Anybody knows if i can put the Sage milkpot in the dishwasher?

If not it should be possible at least without cleanser because 60° water itself should be no problem?


----------



## filthynines (May 2, 2016)

I put it in without difficulty


----------



## TobyAnscombe (Sep 28, 2014)

Assuming its just a stainless steel vessel then no problem!


----------



## ashcroc (Oct 28, 2016)

TobyAnscombe said:


> Assuming its just a stainless steel vessel then no problem!


Some of them have a temp sensor on the side.


----------



## GerryM (Feb 6, 2016)

ashcroc said:


> Some of them have a temp sensor on the side.

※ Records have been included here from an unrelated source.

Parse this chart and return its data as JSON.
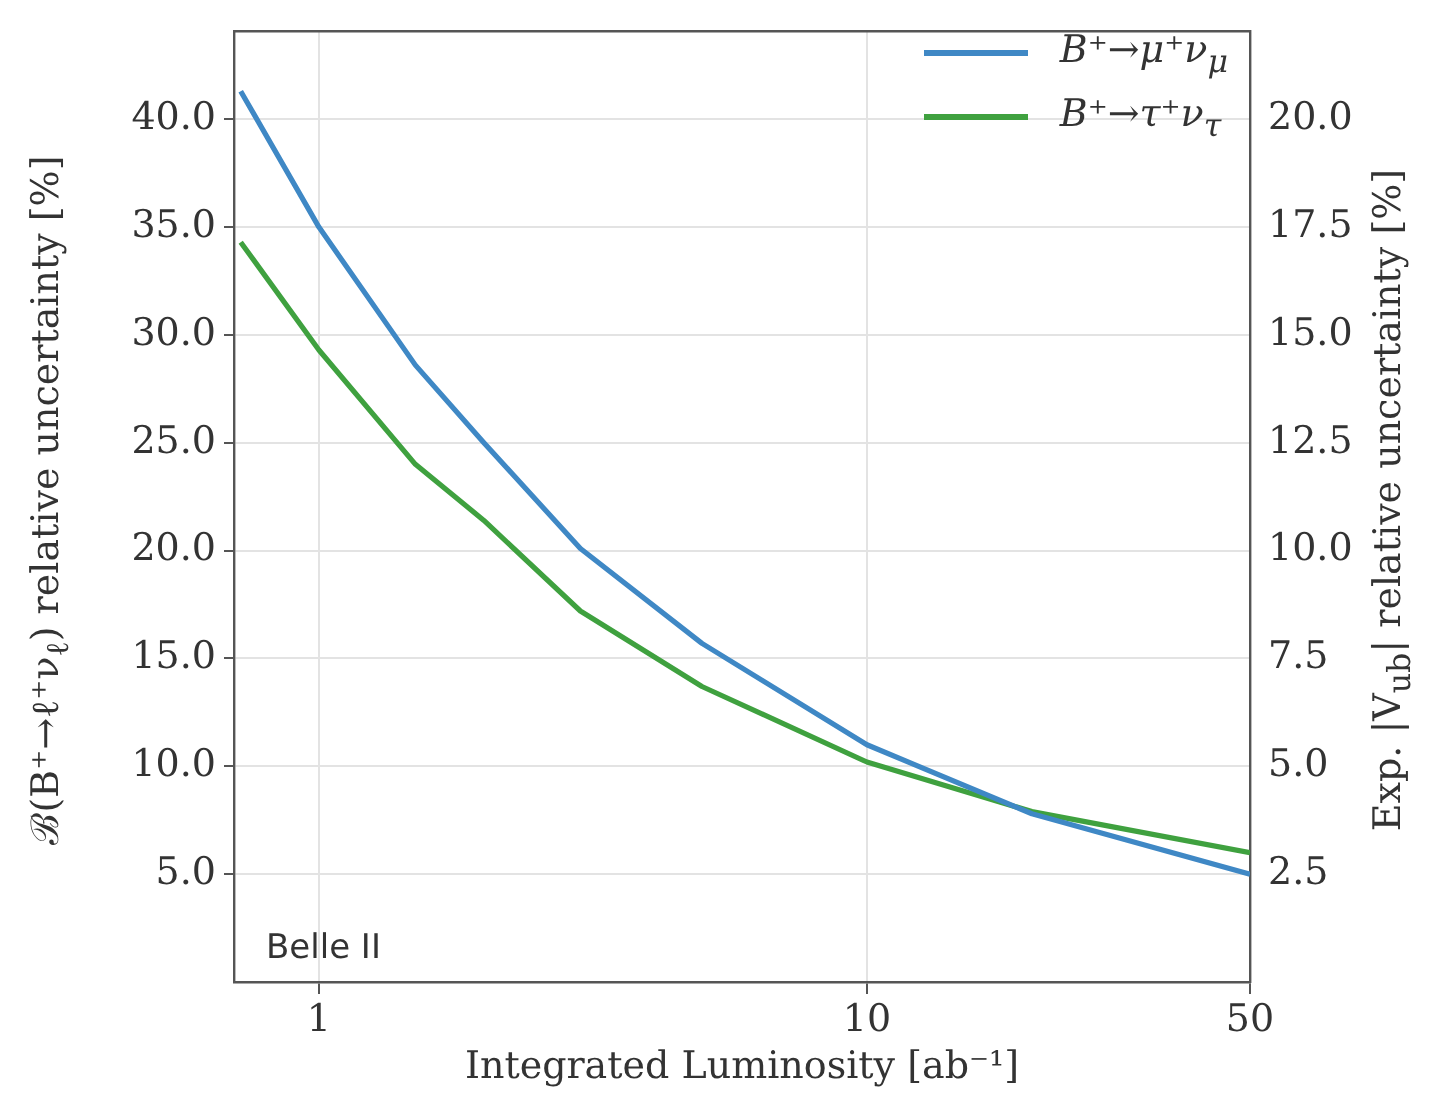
{
  "chart_data": {
    "type": "line",
    "xlabel": "Integrated Luminosity [ab⁻¹]",
    "ylabel": "ℬ(B⁺→ℓ⁺ν$_{ℓ}$) relative uncertainty [%]",
    "y2label": "Exp. |V$_{ub}$| relative uncertainty [%]",
    "annotations": [
      "Belle II"
    ],
    "x": [
      0.72,
      1,
      1.5,
      2,
      3,
      5,
      10,
      20,
      50
    ],
    "series": [
      {
        "name": "B⁺→μ⁺ν$_{μ}$",
        "color": "#3f88c5",
        "values": [
          41.3,
          35.0,
          28.6,
          25.0,
          20.1,
          15.7,
          11.0,
          7.8,
          5.0
        ]
      },
      {
        "name": "B⁺→τ⁺ν$_{τ}$",
        "color": "#3fa13f",
        "values": [
          34.3,
          29.3,
          24.0,
          21.4,
          17.2,
          13.7,
          10.2,
          7.9,
          6.0
        ]
      }
    ],
    "log": "x",
    "xlim": [
      0.72,
      50
    ],
    "xticks": [
      1,
      10,
      50
    ],
    "ylim": [
      0,
      44.1
    ],
    "yticks": [
      {
        "value": 5,
        "label": "5.0"
      },
      {
        "value": 10,
        "label": "10.0"
      },
      {
        "value": 15,
        "label": "15.0"
      },
      {
        "value": 20,
        "label": "20.0"
      },
      {
        "value": 25,
        "label": "25.0"
      },
      {
        "value": 30,
        "label": "30.0"
      },
      {
        "value": 35,
        "label": "35.0"
      },
      {
        "value": 40,
        "label": "40.0"
      }
    ],
    "y2lim": [
      0,
      22.05
    ],
    "y2ticks": [
      2.5,
      {
        "value": 5,
        "label": "5.0"
      },
      7.5,
      {
        "value": 10,
        "label": "10.0"
      },
      12.5,
      {
        "value": 15,
        "label": "15.0"
      },
      17.5,
      {
        "value": 20,
        "label": "20.0"
      }
    ],
    "grid": true,
    "legend": "top right",
    "marker": "none",
    "line_style": "solid"
  }
}
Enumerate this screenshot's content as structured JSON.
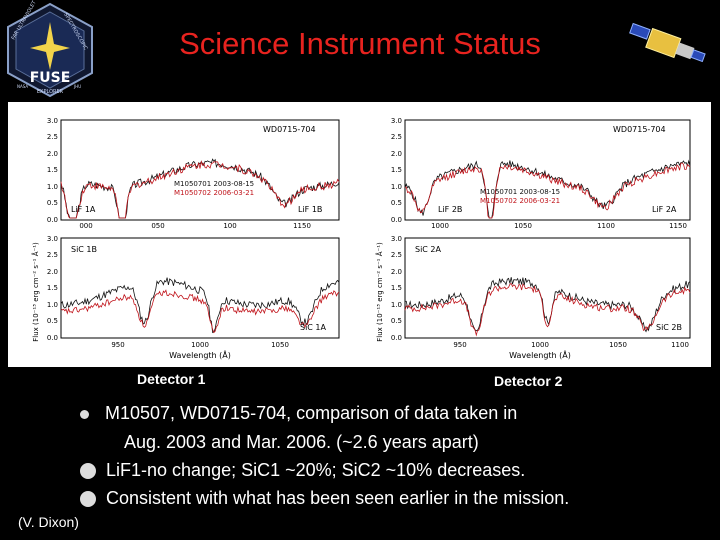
{
  "slide": {
    "title": "Science Instrument Status",
    "credit": "(V. Dixon)"
  },
  "logo": {
    "name": "FUSE",
    "ring_left": "FAR ULTRAVIOLET",
    "ring_right": "SPECTROSCOPIC",
    "bottom": "EXPLORER",
    "left_small": "NASA",
    "right_small": "JHU"
  },
  "detectors": [
    {
      "label": "Detector 1",
      "top_panel": {
        "target": "WD0715-704",
        "legend": [
          "M1050701 2003-08-15",
          "M1050702 2006-03-21"
        ],
        "left_tag": "LiF 1A",
        "right_tag": "LiF 1B",
        "xticks": [
          "000",
          "050",
          "100",
          "1150"
        ],
        "yticks": [
          "3.0",
          "2.5",
          "2.0",
          "1.5",
          "1.0",
          "0.5",
          "0.0"
        ]
      },
      "bottom_panel": {
        "left_tag": "SiC 1B",
        "right_tag": "SiC 1A",
        "xticks": [
          "950",
          "1000",
          "1050"
        ],
        "yticks": [
          "3.0",
          "2.5",
          "2.0",
          "1.5",
          "1.0",
          "0.5",
          "0.0"
        ],
        "xlabel": "Wavelength (Å)"
      },
      "ylabel": "Flux (10⁻¹³ erg cm⁻² s⁻¹ Å⁻¹)"
    },
    {
      "label": "Detector 2",
      "top_panel": {
        "target": "WD0715-704",
        "legend": [
          "M1050701 2003-08-15",
          "M1050702 2006-03-21"
        ],
        "left_tag": "LiF 2B",
        "right_tag": "LiF 2A",
        "xticks": [
          "1000",
          "1050",
          "1100",
          "1150"
        ],
        "yticks": [
          "3.0",
          "2.5",
          "2.0",
          "1.5",
          "1.0",
          "0.5",
          "0.0"
        ]
      },
      "bottom_panel": {
        "left_tag": "SiC 2A",
        "right_tag": "SiC 2B",
        "xticks": [
          "950",
          "1000",
          "1050",
          "1100"
        ],
        "yticks": [
          "3.0",
          "2.5",
          "2.0",
          "1.5",
          "1.0",
          "0.5",
          "0.0"
        ],
        "xlabel": "Wavelength (Å)"
      },
      "ylabel": "Flux (10⁻¹³ erg cm⁻² s⁻¹ Å⁻¹)"
    }
  ],
  "bullets": [
    {
      "line1": "M10507, WD0715-704, comparison of data taken in",
      "line2": "Aug. 2003 and Mar. 2006.  (~2.6 years apart)"
    },
    {
      "line1": "LiF1-no change; SiC1 ~20%; SiC2 ~10% decreases."
    },
    {
      "line1": "Consistent with what has been seen earlier in the mission."
    }
  ],
  "colors": {
    "title": "#e8231f",
    "series_2003": "#111111",
    "series_2006": "#c0141b"
  }
}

The one with the temp sensor is described as being dishwasher safe on various websites including JL https://www.johnlewis.com/sage-bes003uk-the-temp-control-milk-jug/p3106079


----------



## TobyAnscombe (Sep 28, 2014)

I steam milk to 65C, even on poncy setting my dishwasher only goes up to 70c


----------



## oracleuser (Sep 26, 2018)

thank you guys. have put it in without problems


----------



## Rhys (Dec 21, 2014)

When I want to give mine a good clean, I put the steam wand in and wrap a cloth round the top to stop it spattering. Then turn on full... I have a temp tag on the side of my jug and don't want it washing off lol


----------